Ebbing and collaborators refer to recommendations from the Norwegian Gynaecological Association’s manual, which contradict the well-validated services currently provided in Norway. This manual recommends that a first-trimester dating examination should not be amended by later ultrasound examinations. The manual does not specify the model to be used for fetal age determination or the competence required for the ultrasound operators.
If we were to change practice from second- to first-trimester dating examinations, the examinations would not be accomplished in the same systematic manner as they are today. This involves a risk of reduced quality. Despite the emphasis placed on an evidence-based approach, no mention is made of how a new procedure should be evaluated. If the organisation of ultrasound examinations and pregnancy dating is to be changed in Norway, the model to be used first needs to be validated. No such validation has been made. A recent Danish study, however, has compared first- and second-trimester dating. Its conclusion is that validation must be undertaken beforehand to avoid erroneous predictions (14).
The Norwegian Directorate of Health is charged with collating knowledge and experience, setting national norms and ensuring provision of equal and adequate health services to the population. Norwegian health legislation stipulates that the Directorate of Health is the only agency mandated to develop national medical guidelines and manuals. This is done in collaboration with the medical communities, which also fill an important role by developing evidence-based recommendations, supplementing the national guidelines from the Norwegian Directorate of Health. These are all key contributions to the totality of norms for good medical practice.

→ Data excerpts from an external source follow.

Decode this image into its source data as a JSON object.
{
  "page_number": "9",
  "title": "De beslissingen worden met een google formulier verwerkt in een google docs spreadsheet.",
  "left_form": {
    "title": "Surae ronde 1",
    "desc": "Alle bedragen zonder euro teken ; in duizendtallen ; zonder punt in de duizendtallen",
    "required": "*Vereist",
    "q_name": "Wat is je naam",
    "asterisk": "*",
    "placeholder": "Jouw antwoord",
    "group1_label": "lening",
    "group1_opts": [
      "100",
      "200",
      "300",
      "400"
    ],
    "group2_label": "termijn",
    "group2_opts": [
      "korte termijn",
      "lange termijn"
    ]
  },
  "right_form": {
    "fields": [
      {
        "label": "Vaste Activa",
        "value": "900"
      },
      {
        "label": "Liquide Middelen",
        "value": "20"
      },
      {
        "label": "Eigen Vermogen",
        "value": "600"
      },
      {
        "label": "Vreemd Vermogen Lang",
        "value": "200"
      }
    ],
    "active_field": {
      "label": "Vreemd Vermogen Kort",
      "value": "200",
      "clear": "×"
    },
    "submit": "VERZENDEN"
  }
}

In the efforts undertaken to clarify which model can best determine the EDD and fetal age, the Norwegian Gynaecological Association has repeatedly been invited to meetings and been informed about the basis for the conclusions drawn by the Directorate of Health.
The Norwegian Ministry of Health and Care Services has requested the Norwegian Directorate of Health to enact the measures necessary to implement its recommendation. The medical directors of the regional health authorities have been informed and have sent a recommendation to use eSnurra to their healthcare providers.
The Directorate of Health expects Norwegian doctors and midwives to comply with the recommendation by collaborating well on the use of the most precise tool. This helps provide the best possible health services to pregnant women.